The IWG report notes that the narrowing of the corridor coincided with a declining share of call money in the total overnight money market volume. It’s essential to strike a balance between the two. The current corridor width of 50 bps is narrower than many emerging economy central banks. A detailed empirical investigation is necessary to weigh the pros and cons of continuing with the current width.

Minimum Reserve Requirement and Averaging

In a corridor system, the minimum reserve requirement and averaging help stabilize interest rates in the call money market. However, this mechanism has almost ceased toreminder operate in India. Banks rarely maintain daily reserve balances below 95% of the prescribed cash reserve ratio, making a strong case for lowering the daily minimum reserve requirement. This would give banks enough room to arbitrage, stabilizing short-term interest rates and limiting the need for fine-tuning operations.

Participation of Standalone Primary Dealers (SPDs)

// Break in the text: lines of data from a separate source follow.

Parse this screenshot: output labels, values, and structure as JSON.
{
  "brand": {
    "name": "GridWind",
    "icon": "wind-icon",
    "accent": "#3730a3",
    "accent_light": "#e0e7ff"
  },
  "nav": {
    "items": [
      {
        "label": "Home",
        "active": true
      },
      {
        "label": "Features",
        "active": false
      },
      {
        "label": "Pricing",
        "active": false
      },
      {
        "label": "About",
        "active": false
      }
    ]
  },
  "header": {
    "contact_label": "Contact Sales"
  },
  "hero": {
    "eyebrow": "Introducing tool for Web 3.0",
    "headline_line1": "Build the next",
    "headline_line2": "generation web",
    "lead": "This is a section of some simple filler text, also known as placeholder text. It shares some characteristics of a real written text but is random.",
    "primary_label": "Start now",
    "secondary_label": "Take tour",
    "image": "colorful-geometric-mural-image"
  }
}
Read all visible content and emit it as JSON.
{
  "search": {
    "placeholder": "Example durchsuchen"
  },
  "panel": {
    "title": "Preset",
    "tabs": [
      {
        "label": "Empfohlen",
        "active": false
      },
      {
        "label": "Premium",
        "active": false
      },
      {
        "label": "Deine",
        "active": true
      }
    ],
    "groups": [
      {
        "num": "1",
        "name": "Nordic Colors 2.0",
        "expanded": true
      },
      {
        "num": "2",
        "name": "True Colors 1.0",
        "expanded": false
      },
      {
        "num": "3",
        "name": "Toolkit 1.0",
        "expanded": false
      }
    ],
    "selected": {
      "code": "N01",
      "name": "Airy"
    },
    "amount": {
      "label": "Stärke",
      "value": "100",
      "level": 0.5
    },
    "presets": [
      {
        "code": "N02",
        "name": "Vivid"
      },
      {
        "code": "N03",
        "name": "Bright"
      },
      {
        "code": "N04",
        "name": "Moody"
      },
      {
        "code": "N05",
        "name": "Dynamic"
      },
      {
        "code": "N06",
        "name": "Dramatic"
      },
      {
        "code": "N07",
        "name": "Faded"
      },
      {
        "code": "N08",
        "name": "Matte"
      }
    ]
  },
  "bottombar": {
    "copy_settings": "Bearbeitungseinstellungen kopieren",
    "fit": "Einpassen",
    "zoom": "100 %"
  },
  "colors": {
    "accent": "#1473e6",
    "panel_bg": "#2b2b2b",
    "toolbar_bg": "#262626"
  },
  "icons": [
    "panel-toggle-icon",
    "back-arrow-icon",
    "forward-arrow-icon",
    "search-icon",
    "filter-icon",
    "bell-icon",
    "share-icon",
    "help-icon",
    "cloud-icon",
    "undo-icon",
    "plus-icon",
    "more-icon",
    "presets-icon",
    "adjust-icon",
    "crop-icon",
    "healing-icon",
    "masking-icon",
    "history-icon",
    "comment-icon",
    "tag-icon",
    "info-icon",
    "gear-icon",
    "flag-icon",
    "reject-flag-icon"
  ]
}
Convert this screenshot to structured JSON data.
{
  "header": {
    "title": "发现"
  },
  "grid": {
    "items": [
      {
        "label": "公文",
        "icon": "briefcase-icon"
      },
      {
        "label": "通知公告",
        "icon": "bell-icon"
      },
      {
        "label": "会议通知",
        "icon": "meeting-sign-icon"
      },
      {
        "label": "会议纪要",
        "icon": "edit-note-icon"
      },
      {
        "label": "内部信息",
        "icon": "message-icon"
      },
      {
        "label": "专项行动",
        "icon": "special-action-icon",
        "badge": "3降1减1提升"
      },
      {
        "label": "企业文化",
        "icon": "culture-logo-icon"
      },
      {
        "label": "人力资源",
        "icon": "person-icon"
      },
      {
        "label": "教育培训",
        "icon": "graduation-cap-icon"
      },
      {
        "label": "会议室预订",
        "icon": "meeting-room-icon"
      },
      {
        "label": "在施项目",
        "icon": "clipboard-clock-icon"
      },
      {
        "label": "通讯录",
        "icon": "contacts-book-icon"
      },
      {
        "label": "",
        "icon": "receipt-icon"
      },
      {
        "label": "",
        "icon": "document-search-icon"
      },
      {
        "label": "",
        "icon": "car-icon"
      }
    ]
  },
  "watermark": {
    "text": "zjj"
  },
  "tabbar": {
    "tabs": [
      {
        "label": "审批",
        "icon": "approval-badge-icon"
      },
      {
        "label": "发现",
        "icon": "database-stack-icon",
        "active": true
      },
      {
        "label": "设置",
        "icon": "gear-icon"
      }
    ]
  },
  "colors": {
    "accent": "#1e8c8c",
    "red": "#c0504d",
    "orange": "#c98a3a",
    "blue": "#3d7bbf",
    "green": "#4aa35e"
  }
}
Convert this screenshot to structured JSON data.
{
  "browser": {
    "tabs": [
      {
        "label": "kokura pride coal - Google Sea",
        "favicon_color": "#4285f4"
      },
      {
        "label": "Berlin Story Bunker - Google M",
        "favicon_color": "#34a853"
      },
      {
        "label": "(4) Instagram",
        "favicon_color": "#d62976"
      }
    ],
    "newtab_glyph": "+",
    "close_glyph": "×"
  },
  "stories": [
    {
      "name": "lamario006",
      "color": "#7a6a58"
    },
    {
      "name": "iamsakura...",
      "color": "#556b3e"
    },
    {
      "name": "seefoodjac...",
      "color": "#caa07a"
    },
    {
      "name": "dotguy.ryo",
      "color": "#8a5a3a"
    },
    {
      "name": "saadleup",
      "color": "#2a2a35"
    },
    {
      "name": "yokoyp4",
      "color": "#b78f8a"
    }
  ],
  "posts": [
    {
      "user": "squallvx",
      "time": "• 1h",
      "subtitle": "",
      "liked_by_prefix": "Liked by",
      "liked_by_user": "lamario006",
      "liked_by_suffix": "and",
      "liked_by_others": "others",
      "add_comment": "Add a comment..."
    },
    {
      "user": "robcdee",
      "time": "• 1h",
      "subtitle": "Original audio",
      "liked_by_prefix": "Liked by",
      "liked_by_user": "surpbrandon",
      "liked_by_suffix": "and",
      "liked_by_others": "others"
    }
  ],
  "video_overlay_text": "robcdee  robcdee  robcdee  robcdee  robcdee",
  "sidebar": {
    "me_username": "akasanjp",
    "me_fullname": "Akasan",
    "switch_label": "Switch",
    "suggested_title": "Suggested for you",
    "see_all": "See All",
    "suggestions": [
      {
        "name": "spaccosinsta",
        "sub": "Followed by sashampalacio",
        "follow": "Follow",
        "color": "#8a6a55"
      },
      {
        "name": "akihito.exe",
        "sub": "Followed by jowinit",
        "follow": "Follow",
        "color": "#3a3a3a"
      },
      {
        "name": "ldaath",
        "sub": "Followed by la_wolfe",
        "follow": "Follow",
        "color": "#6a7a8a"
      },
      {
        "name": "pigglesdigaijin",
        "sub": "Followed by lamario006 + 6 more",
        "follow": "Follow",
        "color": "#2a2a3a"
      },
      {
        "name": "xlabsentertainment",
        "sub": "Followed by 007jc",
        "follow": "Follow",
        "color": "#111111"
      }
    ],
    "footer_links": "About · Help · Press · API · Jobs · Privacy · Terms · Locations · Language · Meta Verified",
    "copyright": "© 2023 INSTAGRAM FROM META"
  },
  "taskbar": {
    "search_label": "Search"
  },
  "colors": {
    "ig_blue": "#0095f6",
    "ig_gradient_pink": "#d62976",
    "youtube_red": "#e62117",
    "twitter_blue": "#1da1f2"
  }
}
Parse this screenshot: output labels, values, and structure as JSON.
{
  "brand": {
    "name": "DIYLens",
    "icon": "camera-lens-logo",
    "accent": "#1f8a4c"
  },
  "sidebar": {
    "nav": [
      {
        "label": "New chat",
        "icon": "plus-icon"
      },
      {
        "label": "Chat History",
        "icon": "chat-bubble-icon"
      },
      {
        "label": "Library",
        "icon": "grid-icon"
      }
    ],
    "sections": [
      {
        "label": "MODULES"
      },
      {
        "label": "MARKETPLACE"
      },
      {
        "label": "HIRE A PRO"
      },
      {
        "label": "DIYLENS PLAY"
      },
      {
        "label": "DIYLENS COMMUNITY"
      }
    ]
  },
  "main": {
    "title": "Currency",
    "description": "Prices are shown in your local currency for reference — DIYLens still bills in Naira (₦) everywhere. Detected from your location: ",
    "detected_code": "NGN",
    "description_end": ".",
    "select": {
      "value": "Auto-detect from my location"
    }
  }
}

The IWG has rejected the demand to provide access to the marginal standing facility (MSF) to standalone primary dealers (SPDs). However, their participation in the call money market should be reviewed urgently. SPD operations in the call money market impart considerable volatility to call rates. They should be gradually phased out from the call money market, and other borrowing and lending facilities could be provided to them for their smooth operations.

Challenges in Achieving Operating Target

Large structural surplus liquidity in a corridor system can make it challenging to achieve the operating target. The WACR has often deviated from the policy rate and has hovered close to the lower/upper bound of the target. It’s essential to ensure that liquidity provided is in consonance with the monetary policy stance and does not impinge on the operating target.

Importance of Effective Liquidity Management

The central bank needs to have a tight control over the operating target for monetary policy impulses to transmit smoothly across the interest rate spectrum and asset classes. It’s crucial to examine the key issues that have impacted the efficacy of the liquidity management framework and address them suitably in the revised framework.

Conclusion

In conclusion, the IWG report provides valuable recommendations to improve the liquidity management framework. It’s essential to strike a balance between corridor width and inter-bank activity, lower the daily minimum reserve requirement, and phase out SPDs from the call money market. By addressing these issues, the RBI can develop a more effective liquidity management framework, ensuring smooth monetary policy transmission and maintaining financial stability.